Joel Edgerton: The excitement is getting to look at different aspects of the same character, but the real challenge is making sure that you keep track of everything because being on a linear narrative in a normal story has its own challenges but then when you talk about multiple parallel universes, it really bends your brain into pretzels. It challenges your intellect and intelligence and observational skills.
Alice Braga: I think it’s a huge challenge to keep track of everything. Not only for us actors but for everyone, the crew and every single department, for everyone, even after set, with editors and all that. But I think there’s something very enchanting about this project in my opinion, which is talking about things and subjects that are so common to all of us. If through entertainment and storytelling, we can inspire people or create change, I think that’s always beautiful.

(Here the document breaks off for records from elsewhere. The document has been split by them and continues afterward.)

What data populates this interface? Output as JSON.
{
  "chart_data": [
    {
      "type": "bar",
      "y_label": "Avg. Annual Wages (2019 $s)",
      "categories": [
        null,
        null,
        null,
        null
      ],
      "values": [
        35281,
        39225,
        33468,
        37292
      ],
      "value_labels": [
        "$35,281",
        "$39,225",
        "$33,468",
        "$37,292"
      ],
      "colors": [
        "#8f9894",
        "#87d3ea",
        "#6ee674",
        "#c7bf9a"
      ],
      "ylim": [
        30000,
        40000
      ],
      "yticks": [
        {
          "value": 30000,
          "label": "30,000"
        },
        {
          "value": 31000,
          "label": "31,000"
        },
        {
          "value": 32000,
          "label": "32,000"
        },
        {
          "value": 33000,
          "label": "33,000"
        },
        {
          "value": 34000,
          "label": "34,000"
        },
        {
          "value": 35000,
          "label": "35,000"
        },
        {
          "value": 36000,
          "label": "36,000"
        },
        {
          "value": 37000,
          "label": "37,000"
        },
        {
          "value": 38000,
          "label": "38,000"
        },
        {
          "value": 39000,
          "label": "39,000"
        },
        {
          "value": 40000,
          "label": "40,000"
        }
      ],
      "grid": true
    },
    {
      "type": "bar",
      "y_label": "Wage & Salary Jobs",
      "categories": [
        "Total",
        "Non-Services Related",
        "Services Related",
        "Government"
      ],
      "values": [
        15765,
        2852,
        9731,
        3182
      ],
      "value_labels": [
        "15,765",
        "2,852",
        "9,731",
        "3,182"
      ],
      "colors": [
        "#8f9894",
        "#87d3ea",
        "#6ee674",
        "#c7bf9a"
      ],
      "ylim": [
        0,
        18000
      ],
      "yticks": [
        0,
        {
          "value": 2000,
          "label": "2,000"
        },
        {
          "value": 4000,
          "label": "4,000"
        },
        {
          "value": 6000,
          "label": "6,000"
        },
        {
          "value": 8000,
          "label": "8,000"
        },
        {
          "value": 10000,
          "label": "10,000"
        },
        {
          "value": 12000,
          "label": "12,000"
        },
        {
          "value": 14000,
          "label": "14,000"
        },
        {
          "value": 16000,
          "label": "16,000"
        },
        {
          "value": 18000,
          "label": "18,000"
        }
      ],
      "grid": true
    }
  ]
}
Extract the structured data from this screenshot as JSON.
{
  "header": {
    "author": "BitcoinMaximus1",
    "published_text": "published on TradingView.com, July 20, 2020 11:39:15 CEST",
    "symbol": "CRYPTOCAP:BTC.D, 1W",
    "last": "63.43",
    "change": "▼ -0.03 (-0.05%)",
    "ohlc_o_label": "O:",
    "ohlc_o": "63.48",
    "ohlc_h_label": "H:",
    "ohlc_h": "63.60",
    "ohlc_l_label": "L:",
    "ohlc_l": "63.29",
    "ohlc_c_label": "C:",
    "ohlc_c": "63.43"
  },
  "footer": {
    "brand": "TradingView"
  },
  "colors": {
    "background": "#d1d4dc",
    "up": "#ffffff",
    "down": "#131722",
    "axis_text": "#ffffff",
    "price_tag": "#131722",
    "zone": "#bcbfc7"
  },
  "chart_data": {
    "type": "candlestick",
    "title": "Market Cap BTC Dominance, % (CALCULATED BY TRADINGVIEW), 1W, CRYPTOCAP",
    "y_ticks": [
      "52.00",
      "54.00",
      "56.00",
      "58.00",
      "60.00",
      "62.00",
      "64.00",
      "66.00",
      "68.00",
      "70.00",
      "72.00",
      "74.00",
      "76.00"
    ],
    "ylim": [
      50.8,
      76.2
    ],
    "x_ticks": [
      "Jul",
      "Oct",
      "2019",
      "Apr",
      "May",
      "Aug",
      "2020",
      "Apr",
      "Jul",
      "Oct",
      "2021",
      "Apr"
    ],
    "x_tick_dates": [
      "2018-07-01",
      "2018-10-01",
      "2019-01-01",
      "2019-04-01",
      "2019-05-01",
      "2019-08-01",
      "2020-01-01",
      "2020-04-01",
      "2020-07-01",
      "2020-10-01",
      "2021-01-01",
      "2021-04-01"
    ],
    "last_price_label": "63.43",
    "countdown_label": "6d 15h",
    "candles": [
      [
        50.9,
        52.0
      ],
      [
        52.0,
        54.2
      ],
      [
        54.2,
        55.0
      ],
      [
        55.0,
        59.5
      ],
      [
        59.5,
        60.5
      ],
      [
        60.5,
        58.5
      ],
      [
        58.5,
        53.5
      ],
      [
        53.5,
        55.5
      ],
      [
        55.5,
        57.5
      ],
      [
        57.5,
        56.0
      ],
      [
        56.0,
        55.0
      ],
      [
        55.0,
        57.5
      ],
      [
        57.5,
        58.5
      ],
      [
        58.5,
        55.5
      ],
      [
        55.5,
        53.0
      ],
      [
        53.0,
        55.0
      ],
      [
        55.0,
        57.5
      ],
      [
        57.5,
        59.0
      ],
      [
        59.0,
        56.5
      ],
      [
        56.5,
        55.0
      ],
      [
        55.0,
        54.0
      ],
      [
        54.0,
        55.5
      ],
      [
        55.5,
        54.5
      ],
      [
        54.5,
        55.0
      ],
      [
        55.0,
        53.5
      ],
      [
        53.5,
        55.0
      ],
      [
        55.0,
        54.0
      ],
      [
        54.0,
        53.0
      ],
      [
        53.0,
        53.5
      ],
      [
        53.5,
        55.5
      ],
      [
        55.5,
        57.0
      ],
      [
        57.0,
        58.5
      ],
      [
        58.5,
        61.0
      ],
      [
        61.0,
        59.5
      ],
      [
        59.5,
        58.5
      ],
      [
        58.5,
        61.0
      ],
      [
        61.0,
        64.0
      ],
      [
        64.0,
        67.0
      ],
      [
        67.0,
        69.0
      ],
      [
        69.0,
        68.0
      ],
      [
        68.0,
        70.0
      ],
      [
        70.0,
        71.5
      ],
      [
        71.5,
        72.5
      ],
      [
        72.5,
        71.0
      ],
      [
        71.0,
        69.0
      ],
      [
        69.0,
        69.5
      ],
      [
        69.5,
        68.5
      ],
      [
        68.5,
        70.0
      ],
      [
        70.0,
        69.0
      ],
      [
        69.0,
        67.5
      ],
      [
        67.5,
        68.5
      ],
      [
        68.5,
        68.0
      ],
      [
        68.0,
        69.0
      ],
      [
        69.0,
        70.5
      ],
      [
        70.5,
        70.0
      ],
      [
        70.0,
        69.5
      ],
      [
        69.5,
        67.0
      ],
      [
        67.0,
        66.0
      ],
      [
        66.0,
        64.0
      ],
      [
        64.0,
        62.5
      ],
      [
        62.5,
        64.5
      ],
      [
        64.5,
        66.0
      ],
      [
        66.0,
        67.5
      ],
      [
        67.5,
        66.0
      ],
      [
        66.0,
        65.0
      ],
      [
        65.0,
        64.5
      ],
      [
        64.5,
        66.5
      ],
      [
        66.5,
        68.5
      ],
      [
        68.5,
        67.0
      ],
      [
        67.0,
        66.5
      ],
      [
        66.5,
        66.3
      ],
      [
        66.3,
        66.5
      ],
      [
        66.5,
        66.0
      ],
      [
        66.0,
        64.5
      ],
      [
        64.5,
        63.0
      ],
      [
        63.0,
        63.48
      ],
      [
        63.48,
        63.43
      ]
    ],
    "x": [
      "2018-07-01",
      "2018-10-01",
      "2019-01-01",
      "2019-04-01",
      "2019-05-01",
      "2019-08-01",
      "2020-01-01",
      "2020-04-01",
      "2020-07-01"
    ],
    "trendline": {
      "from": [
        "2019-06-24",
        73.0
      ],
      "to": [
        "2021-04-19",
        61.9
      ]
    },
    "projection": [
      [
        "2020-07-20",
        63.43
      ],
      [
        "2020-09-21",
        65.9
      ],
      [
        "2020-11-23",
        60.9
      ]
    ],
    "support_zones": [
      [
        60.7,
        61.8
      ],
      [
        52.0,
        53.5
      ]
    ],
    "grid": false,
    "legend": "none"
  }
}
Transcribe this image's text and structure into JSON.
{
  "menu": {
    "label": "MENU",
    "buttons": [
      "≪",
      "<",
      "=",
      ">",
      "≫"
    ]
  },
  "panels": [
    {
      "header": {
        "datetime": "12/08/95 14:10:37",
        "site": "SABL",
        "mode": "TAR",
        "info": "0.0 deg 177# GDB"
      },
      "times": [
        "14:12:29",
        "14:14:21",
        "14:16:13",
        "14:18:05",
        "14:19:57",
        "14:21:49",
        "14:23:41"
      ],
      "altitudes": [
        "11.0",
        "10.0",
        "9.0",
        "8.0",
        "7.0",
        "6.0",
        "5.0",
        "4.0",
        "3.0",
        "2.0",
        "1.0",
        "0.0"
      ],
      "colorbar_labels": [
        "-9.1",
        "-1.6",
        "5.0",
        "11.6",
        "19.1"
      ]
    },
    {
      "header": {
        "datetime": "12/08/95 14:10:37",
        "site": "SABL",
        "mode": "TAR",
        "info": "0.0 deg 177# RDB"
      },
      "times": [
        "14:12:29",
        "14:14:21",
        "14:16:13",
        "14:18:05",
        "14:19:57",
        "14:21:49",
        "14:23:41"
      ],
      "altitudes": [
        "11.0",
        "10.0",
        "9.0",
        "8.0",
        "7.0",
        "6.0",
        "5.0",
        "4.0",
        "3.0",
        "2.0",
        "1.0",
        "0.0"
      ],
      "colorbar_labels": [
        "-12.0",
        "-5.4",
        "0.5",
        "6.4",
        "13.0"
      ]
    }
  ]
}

So, in a way, if people recognize themselves with these themes that we’re talking about, just like Blake did in his book with science fiction, I think that’s a wonderful thing because through entertainment, through enjoying the ride, if people ask that question, am I happy and looking really deep and be, yes, I am. Like things are good, when you open a newspaper, I can be thankful for this or I can make this change to open a new path for my life. I think having the chance to work on a project like this as well for me, is really exciting, as much as it was exciting to read Blake’s book.
Joel Edgerton: I’m personally at a stage now where I feel like I trust my instincts and I don’t want to have any regrets. I know people will say like, everything happens for a reason and that’s supposed to make you feel better about disappointment. But I do believe it’s not about avoiding disappointment but being okay with disappointment. And I’ve had a couple of things in my life where I looked back and I used to regret them.
And now I’m like, isn’t everything that I regret also part of who I am today? And therefore what’s the point of looking backwards? Hopefully, this show can reflect on these things too, about not questioning past choices but now the next thing you hit a juncture, you start to focus more on the choice you make and go, this could lead to my multiverse and my parallel universe, and breaking through fear if fear is stopping you from making a choice that your instinct is telling you might be the one that you deeply desire.
Alice Braga: In our profession, it’s so hard because being an actor and doing auditions and stuff like that, you feel judged all the time and you feel eyes on you, and you ask, am I good enough? And it brings up those questions, so I get inspired a lot by what Joel said about instincts, about not regretting, about not looking back, and not judging whoever does regret. I find myself sometimes regretting the decisions that we had in life but I do think it’s important to not get stuck into those, the what-ifs in life should be okay, what if I had done that, maybe through inspiration I can make a change. I think, for an actor, especially for young actors who are figuring out, I think that’s a good thing to be not hard on yourself because the what-ifs can make you go on the spiral.